Michael K. Gibson, MD, PhD, on Metastatic Esophageal Squamous Cell Carcinoma: New First-Line Systemic Treatment Options
NCCN 2023 Annual Conference
Michael K. Gibson, MD, PhD, of Vanderbilt-Ingram Cancer Center, discusses the importance of developing additional treatment strategies for patients with advanced or metastatic esophageal squamous cell carcinoma and describes the role of immune checkpoint inhibitors. Dr. Gibson also reviews the available evidence on the use of nivolumab in this patient population.
Disclaimer: This video transcript has not been proofread or edited and may contain errors.
Michael K. Gibson:
Esophageal cancer is the seventh most common cause of cancer worldwide, but also the sixth most common cause of death. There are two histologies, squamous cell cancer and adenocarcinoma. Squamous cell cancer predominates making up about 90% of all cases of cancer of the esophagus, and most of these cases are outside of America. When the patient's cancer becomes recurrent or metastatic, we treat with palliative intent, so time and quality. Historically, we've picked cytotoxic chemo from one of three categories, taxanes, platinums and fluoropyrimidines. And with those combinations, even now, the median overall survival only approaches 10 months. So there's been a great need for advances in treatment of this squamous cell subtype of esophageal cancer. And unlike adenocarcinoma, which has four predictive biomarkers, squamous cell cancer of the esophagus has none. Fortunately, with the advent of immunotherapy, we've made a fair amount of progress. And there are three randomized clinical trials that have been presented over the past year or two, which demonstrate the power of immunotherapy for squamous cell cancer to the esophagus.
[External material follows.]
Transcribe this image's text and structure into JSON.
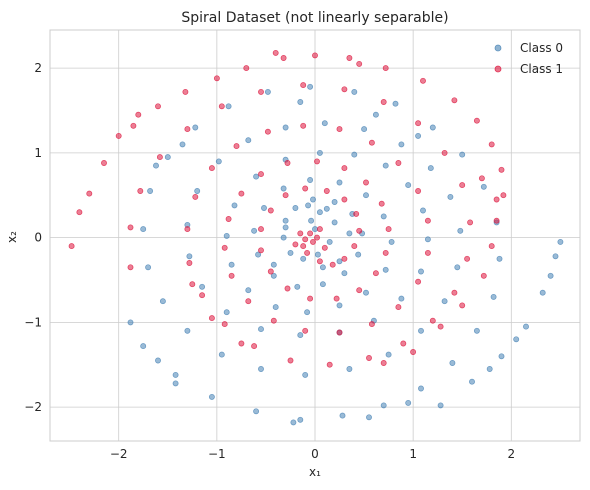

The first one, KEYNOTE 590, has a baseline cytotoxic regimen of cisplatin and 5-FU. The study, which included 70% squamous cell cancers, added pembrolizumab to that base combination for overall survival. The hazard ratio was approximately 0.7, and it did not cross one. So the confidence interval as well as the hazard ratio made this study a statistically significant and positive study. The second study CheckMate 648, similar setting, first line, recurrent metastatic, but it had three arms instead of two. The baseline arm, again was cisplatin, 5-FU, then the comparator arms were the same, plus or minus nivolumab. And then perhaps a more novel and useful arm, which was a combination of nivolumab and ipilimumab without cytotoxic chemotherapy. And again, the experimental arms were successful and the hazard ratio was approximately 0.7. The third trial done primarily as a group in China, is called ESCORT-1st.
Again, had a baseline chemotherapy, but this time it was a taxane, plus a platinum, plus or minus camrelizumab, which was another check point inhibitor. And perhaps not surprising, this study was also positive for the addition of immunotherapy to cytotoxic chemo, hazard ratio, again, hovers around 0.7. I should note that none of these trials had marker selection, and the toxicity of each of them was as expected when you add immunotherapy to chemotherapy. So this represents a paradigm shift in the treatment of frontline recurrent metastatic squamous cell cancer of the esophagus. The median overall survival, has approached 12 months. And to reiterate, the hazard ratios were in the mid to low 0.7. The future will involve using this new paradigm, chemo plus immunotherapy or dual immunotherapy, plus additional approaches to improve the median overall survival to 12 months and beyond.